Lav Diaz portrays a violent cop contaminated by the Filipino dictatorship

THE OPINION OF THE “WORLD” – NOT TO BE MISSED

It starts in a police academy, a real one, in the presence of criminology students. Lieutenant Hermes Papauran (John Lloyd Cruz) tells the students about one of his feats of arms, a story of disappearance that haunted him for years. One day, a couple who had won a lot of money at horse races vanished without being heard from again, as did the taxi driver who was driving them that morning. All we know is that a jeep blocked their way. The lieutenant ended up finding the charred attackers’ vehicle in a garage, he concluded in front of the audience, who applauded him like a hero.

Read the picture: Article reserved for our subscribers At the Center Pompidou, the torrential images of filmmaker Lav Diaz

Thus opens When the waves recede, by the Filipino Lav Diaz, unveiled at the Venice Film Festival in 2022, with this brilliant lesson from the investigator Papauran, reputed to be the most gifted in the Philippines.
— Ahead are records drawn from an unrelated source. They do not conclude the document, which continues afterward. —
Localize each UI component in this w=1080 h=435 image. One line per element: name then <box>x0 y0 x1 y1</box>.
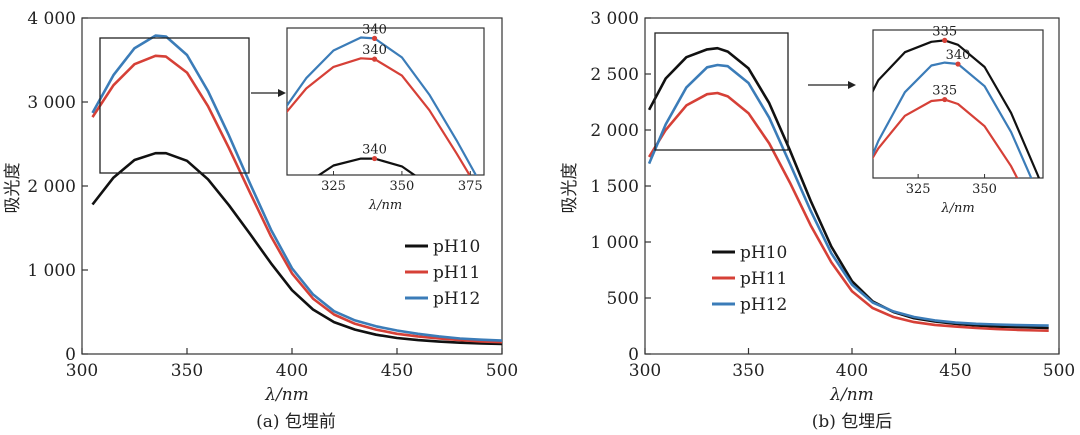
legend-a-label-3: pH12 <box>433 289 480 309</box>
panel-b-xtick-label: 300 <box>629 361 661 381</box>
panel-a-inset-xlabel: λ/nm <box>368 198 402 213</box>
panel-b-peak-label: 335 <box>932 84 957 99</box>
panel-b-peak-marker <box>942 37 948 43</box>
panel-a-arrow-head <box>278 89 286 97</box>
panel-b-inset-xtick-label: 325 <box>906 182 931 197</box>
panel-a-inset-xtick-label: 375 <box>458 179 483 194</box>
panel-a-peak-marker <box>371 155 378 162</box>
panel-b-ytick-label: 500 <box>607 289 639 309</box>
panel-b-inset-series-pH11 <box>873 98 1019 178</box>
panel-b-arrow-head <box>848 81 856 89</box>
panel-b-peak-marker <box>942 96 948 103</box>
panel-a-legend: pH10 pH11 pH12 <box>405 237 480 309</box>
legend-a-label-2: pH11 <box>433 263 480 283</box>
panel-a-series-pH11 <box>91 54 503 344</box>
legend-b-label-2: pH11 <box>740 269 787 289</box>
panel-b-ytick-label: 0 <box>628 345 639 365</box>
panel-a: 300 350 400 450 500 0 1 000 2 000 3 000 4 000 325… <box>3 9 518 432</box>
panel-b-inset-series-pH12 <box>873 61 1033 178</box>
panel-b-legend: pH10 pH11 pH12 <box>712 243 787 315</box>
panel-b-xtick-label: 350 <box>732 361 764 381</box>
panel-a-ytick-label: 3 000 <box>27 93 76 113</box>
panel-a-caption: (a) 包埋前 <box>256 412 336 432</box>
panel-a-series-pH10 <box>91 151 503 346</box>
panel-a-ytick-label: 4 000 <box>27 9 76 29</box>
panel-a-peak-label: 340 <box>362 43 387 58</box>
panel-a-inset-series-pH11 <box>287 57 471 175</box>
panel-a-inset-frame <box>286 27 485 176</box>
panel-b-caption: (b) 包埋后 <box>812 412 893 432</box>
panel-a-series-pH12 <box>91 34 503 342</box>
legend-b-label-3: pH12 <box>740 295 787 315</box>
panel-b-xtick-label: 450 <box>939 361 971 381</box>
panel-a-xtick-label: 400 <box>276 361 308 381</box>
panel-a-inset-xtick-label: 350 <box>390 179 415 194</box>
panel-b-peak-label: 340 <box>946 48 971 63</box>
panel-b: 300 350 400 450 500 0 500 1 000 1 500 2 000 2 500 3… <box>560 9 1075 432</box>
panel-a-xtick-label: 350 <box>171 361 203 381</box>
panel-a-zoom-box <box>99 37 250 174</box>
panel-b-ytick-label: 1 500 <box>590 177 639 197</box>
panel-b-peak-label: 335 <box>932 24 957 39</box>
panel-a-peak-marker <box>371 56 378 62</box>
panel-b-series-pH10 <box>647 46 1049 330</box>
panel-b-ytick-label: 2 500 <box>590 65 639 85</box>
panel-b-peak-marker <box>955 61 961 67</box>
legend-b-label-1: pH10 <box>740 243 787 263</box>
panel-b-inset-xtick-label: 350 <box>972 182 997 197</box>
panel-b-series-pH12 <box>647 63 1049 327</box>
panel-a-xtick-label: 300 <box>66 361 98 381</box>
panel-b-series-pH11 <box>647 91 1049 332</box>
panel-a-ylabel: 吸光度 <box>3 163 23 214</box>
panel-a-peak-label: 340 <box>362 22 387 37</box>
panel-a-ytick-label: 0 <box>65 345 76 365</box>
panel-b-inset-series-pH10 <box>873 39 1041 178</box>
panel-b-xtick-label: 400 <box>836 361 868 381</box>
legend-a-label-1: pH10 <box>433 237 480 257</box>
panel-a-xlabel: λ/nm <box>264 385 309 405</box>
panel-a-ytick-label: 1 000 <box>27 261 76 281</box>
panel-b-ylabel: 吸光度 <box>560 163 580 214</box>
panel-b-ytick-label: 1 000 <box>590 233 639 253</box>
panel-b-inset-xlabel: λ/nm <box>940 201 974 216</box>
panel-a-xtick-label: 500 <box>486 361 518 381</box>
panel-a-inset-series-pH10 <box>317 157 417 175</box>
panel-a-ytick-label: 2 000 <box>27 177 76 197</box>
panel-a-inset-xtick-label: 325 <box>321 179 346 194</box>
panel-b-ytick-label: 2 000 <box>590 121 639 141</box>
panel-a-xtick-label: 450 <box>381 361 413 381</box>
panel-a-peak-marker <box>371 35 378 41</box>
panel-b-xlabel: λ/nm <box>829 385 874 405</box>
panel-b-xtick-label: 500 <box>1043 361 1075 381</box>
panel-a-peak-label: 340 <box>362 143 387 158</box>
panel-a-inset-series-pH12 <box>287 36 478 175</box>
panel-b-ytick-label: 3 000 <box>590 9 639 29</box>
panel-b-zoom-box <box>654 32 789 151</box>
But the next lesson, when he returns to the classroom, a sentence written on the board hits him in the face: “A policeman who beats his wife. » Unmasked, the investigator recognizes his wrongs and announces his resignation – with a speed to make the associations fighting against domestic violence green with envy. In two scenes, the Filipino filmmaker reveals the dark and complex character he is about to follow for three hours.

Born in 1958, also a musician, poet, author of short stories and comic strips, Lav Diaz is one of those filmmakers who are archivists of memory – such as Rithy Panh in Cambodia or Wang Bing in China – whose work has won awards at festivals. He received a Golden Leopard in Locarno with From What Is Before (2014), a Silver Bear in Berlin with A Lullaby to the Sorrowful Mystery (2016) then a Golden Lion in Venice with The Woman Who Left (2016).
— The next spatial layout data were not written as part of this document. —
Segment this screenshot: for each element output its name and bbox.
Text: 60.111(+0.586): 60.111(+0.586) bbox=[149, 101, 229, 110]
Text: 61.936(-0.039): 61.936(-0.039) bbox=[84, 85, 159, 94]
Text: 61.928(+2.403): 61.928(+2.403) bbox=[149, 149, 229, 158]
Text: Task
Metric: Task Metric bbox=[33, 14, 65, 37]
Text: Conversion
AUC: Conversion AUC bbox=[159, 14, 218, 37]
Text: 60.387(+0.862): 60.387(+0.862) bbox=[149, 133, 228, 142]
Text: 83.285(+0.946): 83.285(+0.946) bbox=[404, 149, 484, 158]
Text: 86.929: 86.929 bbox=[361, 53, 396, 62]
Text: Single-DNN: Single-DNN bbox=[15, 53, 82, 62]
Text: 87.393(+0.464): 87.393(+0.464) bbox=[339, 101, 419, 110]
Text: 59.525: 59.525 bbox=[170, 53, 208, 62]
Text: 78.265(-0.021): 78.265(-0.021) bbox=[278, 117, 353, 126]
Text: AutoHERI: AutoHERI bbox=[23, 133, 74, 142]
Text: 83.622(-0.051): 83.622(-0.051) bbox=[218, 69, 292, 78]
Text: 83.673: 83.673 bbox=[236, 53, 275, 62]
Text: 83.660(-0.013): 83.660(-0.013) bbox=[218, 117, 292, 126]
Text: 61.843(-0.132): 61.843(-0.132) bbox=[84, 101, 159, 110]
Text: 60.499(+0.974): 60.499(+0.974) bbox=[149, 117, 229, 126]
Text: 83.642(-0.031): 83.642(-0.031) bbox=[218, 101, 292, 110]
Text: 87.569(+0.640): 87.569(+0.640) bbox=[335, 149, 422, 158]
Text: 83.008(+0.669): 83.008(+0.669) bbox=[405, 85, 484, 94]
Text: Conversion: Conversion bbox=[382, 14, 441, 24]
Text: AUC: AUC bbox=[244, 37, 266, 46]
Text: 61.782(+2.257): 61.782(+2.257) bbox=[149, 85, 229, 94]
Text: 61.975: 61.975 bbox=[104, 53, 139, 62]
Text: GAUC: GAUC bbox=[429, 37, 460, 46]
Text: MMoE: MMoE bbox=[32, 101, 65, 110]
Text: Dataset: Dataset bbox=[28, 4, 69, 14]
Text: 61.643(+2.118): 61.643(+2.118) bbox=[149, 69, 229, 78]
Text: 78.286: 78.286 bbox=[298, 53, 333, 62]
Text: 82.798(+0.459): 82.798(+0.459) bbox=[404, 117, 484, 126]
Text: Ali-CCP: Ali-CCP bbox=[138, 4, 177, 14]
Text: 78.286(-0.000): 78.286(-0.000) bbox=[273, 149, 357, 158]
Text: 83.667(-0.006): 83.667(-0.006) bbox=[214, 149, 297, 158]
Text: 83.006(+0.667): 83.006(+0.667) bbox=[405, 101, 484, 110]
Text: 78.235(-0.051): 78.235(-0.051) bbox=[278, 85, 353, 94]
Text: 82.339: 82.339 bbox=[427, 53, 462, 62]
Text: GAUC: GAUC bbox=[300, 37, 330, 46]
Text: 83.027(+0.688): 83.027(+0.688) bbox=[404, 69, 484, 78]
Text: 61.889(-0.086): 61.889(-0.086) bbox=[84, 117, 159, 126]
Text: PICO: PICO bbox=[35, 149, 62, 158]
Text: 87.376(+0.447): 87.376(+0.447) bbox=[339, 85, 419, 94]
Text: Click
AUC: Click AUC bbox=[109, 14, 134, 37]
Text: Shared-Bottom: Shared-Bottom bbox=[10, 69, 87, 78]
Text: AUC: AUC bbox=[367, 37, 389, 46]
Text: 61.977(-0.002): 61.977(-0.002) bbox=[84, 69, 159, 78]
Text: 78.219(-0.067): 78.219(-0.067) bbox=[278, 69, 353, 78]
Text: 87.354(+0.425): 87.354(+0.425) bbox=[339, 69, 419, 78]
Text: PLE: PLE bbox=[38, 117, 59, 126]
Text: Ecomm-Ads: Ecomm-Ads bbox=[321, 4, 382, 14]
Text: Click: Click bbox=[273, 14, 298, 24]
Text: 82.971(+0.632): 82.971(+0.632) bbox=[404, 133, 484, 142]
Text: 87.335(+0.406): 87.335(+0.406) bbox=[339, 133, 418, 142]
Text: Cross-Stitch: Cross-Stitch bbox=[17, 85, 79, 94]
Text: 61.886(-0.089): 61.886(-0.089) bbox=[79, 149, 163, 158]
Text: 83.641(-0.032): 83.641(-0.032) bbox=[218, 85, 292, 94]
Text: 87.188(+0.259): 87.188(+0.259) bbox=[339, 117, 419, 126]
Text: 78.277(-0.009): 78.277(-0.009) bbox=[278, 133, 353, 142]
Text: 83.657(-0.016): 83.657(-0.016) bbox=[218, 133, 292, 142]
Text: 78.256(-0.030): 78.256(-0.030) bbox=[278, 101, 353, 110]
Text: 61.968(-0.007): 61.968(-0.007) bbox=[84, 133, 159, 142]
Black and white enthusiast

In the Filipino’s extraordinary films (about thirty in total), some of which are around nine or eleven hours long, politics is lodged in the length of the shots, in the dialogues connected to the traumas of the country, in the splendor of nature so often battered by storms and eruptions. Follower of black and white, the esthete director opts here for a gray tone, powdered by 16 mm.

Marks appear on the face and body of Hermes Papauran, who suffers from a curious skin disease. Metaphor of the trouble that seizes this man with a tortured mind? It is capable of unprecedented violence and seems contaminated by the horrors committed under the dictatorship of President Rodrigo Duterte (2016-2022) – which gives rise to archetypal scenes of film noir.